Mayor Bill de Blasio pledged that President-Elect Donald Trump’s proposal to implement the use of stop-and-frisk nationwide are not going to fly with him—noting the federal government can threaten deny New York City money, but can’t force it to change its policing methods.
On the campaign trail, Trump promised to restore law and order in the United States and called for stop-and-frisk to spread across the map. During the first presidential debate, then Republican nominee Donald Trump said the policy was successful in New York, even as his opponent Hillary Clinton and moderator Lester Holt pointed out that a federal judge ruled it unconstitutional in 2013.
De Blasio promised that, so long as he is mayor, the city would abide by Judge Shira Scheindlin’s decision.
“It’s really important for people to know: they can threaten to take away money but they cannot tell us how to police our streets and we are not going back to a broken policy of stop-and-frisk,” de Blasio told Hot 97 this morning. “That will never happen under my watch.”
As Public Advocate, de Blasio opposed the NYPD’s practice of stopping and searching individuals—particularly young men of color—without a warrant and often without pretext, a practice his predecessor Mayor Michael Bloomberg ardently defended. Bloomberg appealed Scheindlin’s ruling, but de Blasio dropped the suit after entering Gracie Mansion.
Police continue to employ stop-and-frisk in select situations, but the use of the tactic has dropped precipitously.
De Blasio asserted that targeting minority neighborhoods for pat-dowsn ultimately did not help increase safety in the city.
“It was not only morally wrong, it absolutely did not make us safer,” de Blasio said. “When we took away that policy, the city got safer three years running and the goal has to be to bring community together and you can’t do that when you have the unconstitutional use of stop-and-frisk creating a wedge.”
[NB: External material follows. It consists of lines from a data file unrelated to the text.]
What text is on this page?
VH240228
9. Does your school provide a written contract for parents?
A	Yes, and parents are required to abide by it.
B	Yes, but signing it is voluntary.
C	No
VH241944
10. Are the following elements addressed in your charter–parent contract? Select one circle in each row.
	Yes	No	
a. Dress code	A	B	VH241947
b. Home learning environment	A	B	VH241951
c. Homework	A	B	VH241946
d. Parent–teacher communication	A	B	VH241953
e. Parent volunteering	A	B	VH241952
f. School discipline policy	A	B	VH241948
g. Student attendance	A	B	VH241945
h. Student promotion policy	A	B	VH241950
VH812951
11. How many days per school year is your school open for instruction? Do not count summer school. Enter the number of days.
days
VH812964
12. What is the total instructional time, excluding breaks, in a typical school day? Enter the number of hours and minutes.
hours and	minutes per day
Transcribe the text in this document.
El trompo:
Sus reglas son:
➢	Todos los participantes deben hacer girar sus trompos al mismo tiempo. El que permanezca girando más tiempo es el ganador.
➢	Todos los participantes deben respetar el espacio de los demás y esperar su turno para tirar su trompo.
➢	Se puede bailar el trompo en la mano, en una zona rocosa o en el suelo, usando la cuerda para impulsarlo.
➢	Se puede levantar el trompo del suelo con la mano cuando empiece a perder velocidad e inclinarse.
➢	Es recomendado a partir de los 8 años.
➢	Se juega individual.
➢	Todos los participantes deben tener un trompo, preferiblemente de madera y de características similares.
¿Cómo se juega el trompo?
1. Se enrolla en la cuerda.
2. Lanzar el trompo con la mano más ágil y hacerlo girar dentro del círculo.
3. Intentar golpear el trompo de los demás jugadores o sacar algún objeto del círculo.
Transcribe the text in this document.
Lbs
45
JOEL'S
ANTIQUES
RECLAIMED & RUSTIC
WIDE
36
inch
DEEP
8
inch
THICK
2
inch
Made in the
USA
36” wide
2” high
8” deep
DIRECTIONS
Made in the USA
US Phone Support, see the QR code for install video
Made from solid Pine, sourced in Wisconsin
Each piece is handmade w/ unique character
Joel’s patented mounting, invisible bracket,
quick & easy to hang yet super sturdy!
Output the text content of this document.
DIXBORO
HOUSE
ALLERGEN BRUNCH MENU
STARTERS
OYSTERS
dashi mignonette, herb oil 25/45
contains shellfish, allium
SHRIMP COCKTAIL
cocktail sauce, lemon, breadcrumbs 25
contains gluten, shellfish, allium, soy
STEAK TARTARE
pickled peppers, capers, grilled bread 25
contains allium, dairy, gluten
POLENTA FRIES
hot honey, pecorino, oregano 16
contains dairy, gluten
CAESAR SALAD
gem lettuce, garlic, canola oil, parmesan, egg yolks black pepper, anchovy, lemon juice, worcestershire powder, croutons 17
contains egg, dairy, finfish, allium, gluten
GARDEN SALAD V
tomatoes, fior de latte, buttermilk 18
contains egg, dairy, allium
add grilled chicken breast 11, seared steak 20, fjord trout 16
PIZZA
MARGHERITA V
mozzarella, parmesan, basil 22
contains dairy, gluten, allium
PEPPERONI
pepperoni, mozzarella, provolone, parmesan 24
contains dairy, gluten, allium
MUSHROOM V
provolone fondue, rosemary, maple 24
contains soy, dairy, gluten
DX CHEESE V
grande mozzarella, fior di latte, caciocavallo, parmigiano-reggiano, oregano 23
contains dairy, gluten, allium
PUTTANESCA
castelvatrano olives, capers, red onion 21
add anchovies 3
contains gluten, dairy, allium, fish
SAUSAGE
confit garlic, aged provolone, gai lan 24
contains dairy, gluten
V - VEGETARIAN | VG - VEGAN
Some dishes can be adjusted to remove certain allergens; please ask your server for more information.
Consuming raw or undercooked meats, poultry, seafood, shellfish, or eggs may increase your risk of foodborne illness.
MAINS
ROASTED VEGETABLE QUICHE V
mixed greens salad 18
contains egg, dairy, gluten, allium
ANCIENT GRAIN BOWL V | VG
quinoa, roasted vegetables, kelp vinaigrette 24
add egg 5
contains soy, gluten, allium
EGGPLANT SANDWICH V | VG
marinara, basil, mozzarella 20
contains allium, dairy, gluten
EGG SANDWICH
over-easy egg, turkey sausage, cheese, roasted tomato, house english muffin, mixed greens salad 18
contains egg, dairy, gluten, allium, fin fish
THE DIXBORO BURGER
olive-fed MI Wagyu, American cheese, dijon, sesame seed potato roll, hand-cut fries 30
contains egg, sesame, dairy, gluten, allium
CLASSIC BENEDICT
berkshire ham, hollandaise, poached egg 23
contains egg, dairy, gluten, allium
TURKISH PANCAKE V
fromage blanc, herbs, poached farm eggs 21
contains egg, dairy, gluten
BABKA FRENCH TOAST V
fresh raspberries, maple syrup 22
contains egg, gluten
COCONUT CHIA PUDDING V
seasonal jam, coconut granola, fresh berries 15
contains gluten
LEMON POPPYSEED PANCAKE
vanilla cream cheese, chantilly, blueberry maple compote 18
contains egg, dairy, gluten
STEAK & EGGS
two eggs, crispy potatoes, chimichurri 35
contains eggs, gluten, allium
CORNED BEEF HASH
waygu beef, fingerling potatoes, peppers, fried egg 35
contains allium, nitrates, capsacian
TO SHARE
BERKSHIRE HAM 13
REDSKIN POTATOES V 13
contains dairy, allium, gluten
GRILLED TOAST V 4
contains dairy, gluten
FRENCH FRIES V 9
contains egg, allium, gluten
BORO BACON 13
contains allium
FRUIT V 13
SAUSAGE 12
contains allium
De Blasio and his two top cops, former NYPD Commissioner Bill Bratton and current Commissioner James O’Neill, have advanced a cooperative “neighborhood policing model” as an alternative to Bloomberg’s strategies.
The mayor also weighed in on the rise in hate speech and hate crimes since Election Day—the Southern Poverty Law Center says there have been 201 incidents of hateful harassment and intimidation since the election. many with direct references to the Trump campaign. He said the city will “bring the full force of NYPD to bear” to combat such behavior.
“There’s no question we have seen an uptick around the country in hate speech and hate crimes and we have to be very, very clear we won’t tolerate it,” de Blasio said. “In this city we don’t tolerate it.”
And he expressed disappointment over Trump’s appointment of Trump for President CEO Stephen Bannon as his chief strategist and senior counselor. Bannon was charged in a domestic violence case in 1996 and ran Breitbart, a news site he promoted as a platform for the “alt-right” movement, a loose-knit group associated with white nationalism and anti-Semitism.
“This means that an organization that’s been closely linked to white supremacists is going to have a representative in the White House,” de Blasio said.
In his wide-ranging interview with Hot 97, de Blasio admitted that he was shocked at first by the election results but that “it quickly turned to a sense of mission.” He also said that any effort by a Trump administration or a Trump-stacked Supreme Court to restrict access to abortion would “create an extraordinary upheaval” and that “we have to organize people to fight back.”
Disclosure: Donald Trump is the father-in-law of Jared Kushner, the publisher of Observer Media.